We have just finished our second interview with the CEO of Red5, a pioneer in live streaming. As part of our ongoing discussion with Red5, we’re going to dive into their auto-scaling feature, which automatically scales server instances to accommodate bursts in traffic. A big thanks to Chris Allen for the interview.
What is autoscaling?
Autoscaling is the ability to deploy servers in such a way that people can implement live streaming apps without worrying about or scaling them. This way, you can deploy your own CDN on any cloud network that you can think of. It takes care of spinning up and down instances depending on the traffic load, and it does it automatically.
The architecture leverages a Red5 server instance acting as what we call a stream manager. It takes care of routing traffic to various streaming endpoints. We use an edge origin model. So we have one server, an origin that acts as a publishing point and pushes out streams to edge instances. Edge instances then stream to clients wanting to view those live streams. And the stream manager manages the traffic between the clients and the server and also live monitors the edge and origin instances in the cluster. The stream manager tells different clients to go to the most optimum server–we utilize a REST API to do that kind of traffic management.
Our servers cluster together on a peer-to-peer model on the back end of a cloud network. We can deploy on AWS or Google Compute Engine, and we have a specific implementation for each vendor API. We have plans to make those implementations public soon so that people can customize them by writing their own cloudwatch for other cloud platforms.

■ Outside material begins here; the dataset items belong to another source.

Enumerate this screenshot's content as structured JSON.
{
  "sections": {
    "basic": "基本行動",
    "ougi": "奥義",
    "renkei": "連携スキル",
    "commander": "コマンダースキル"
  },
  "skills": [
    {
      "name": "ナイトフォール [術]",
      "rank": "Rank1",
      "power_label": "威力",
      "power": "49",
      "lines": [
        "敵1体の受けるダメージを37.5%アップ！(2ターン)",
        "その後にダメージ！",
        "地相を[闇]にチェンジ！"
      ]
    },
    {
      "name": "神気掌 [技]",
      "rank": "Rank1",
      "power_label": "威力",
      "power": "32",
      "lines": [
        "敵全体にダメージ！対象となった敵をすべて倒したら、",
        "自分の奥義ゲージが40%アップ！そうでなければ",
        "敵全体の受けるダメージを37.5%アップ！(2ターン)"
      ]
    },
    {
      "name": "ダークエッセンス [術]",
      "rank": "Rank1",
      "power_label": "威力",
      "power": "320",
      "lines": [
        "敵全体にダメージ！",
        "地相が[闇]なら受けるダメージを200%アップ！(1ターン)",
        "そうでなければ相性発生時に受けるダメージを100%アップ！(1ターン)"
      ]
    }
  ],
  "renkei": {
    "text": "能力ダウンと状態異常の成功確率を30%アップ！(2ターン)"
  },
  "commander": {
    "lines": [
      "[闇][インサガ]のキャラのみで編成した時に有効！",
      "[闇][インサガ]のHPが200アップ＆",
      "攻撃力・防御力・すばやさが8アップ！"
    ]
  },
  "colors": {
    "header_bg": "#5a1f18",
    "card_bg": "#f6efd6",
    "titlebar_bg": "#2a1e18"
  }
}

We’ve recently shared our cloud management code with a large company whose infrastructure is on Microsoft Azure, so we will support Azure soon too.
How does edge origin streaming work?
The origin streams content to the edge, and subscribers will make requests to the stream manager, which sends them to the right edge to connect. The stream manager is monitoring the edge components to determine which one is right based on capacity. It can also do geolocation to connect to the closest edge based on the IP address.
Does Autoscaling also mean high availability?
With autoscaling, you can configure your cluster to have different origins. The stream manager takes care of routing the broadcasters to the origin servers. If one goes down, then it’ll take care of spinning up another to replace it, because the stream manager is doing all the monitoring of the system.
Do you have client using this setup?
Yes. We have companies that are deployed across multiple regions on AWS. For example, we have a reality TV show deploying across Central Europe, the Eastern United States, and India that is able to use those three data centers. The celebrities for the show are based in the Middle East and broadcasting themselves. So they want viewers to connect to the edges that are most optimal based on geolocation.
And how does the stream manager work?
It has a vendor-specific or cloud-vendor-specific model for spinning up and down instances. We’re going to release this piece as open source so people can write their own controllers for different cloud networks. Right now we ship with AWS, Google Compute Engine, and we’re adding Microsoft Azure in the first quarter of next year. That’s the cloud controller piece. Also the load-balancing feature takes care of load balancing the edge and origin depending on how many people are broadcasting or subscribing to the stream. It takes care of monitoring the edge and origin, monitoring the load, and adding more or spinning down if needed.
We also have an API that gives you insight into what’s going on with different nodes, so you can see how many viewers you have at a time, how many people are broadcasting, where they’re coming from. This way you can do manual overrides with the API, like in order to add origins in anticipation of a spike for event. Those are premium components: load balancing, API, and cloud-specific spinning up or down.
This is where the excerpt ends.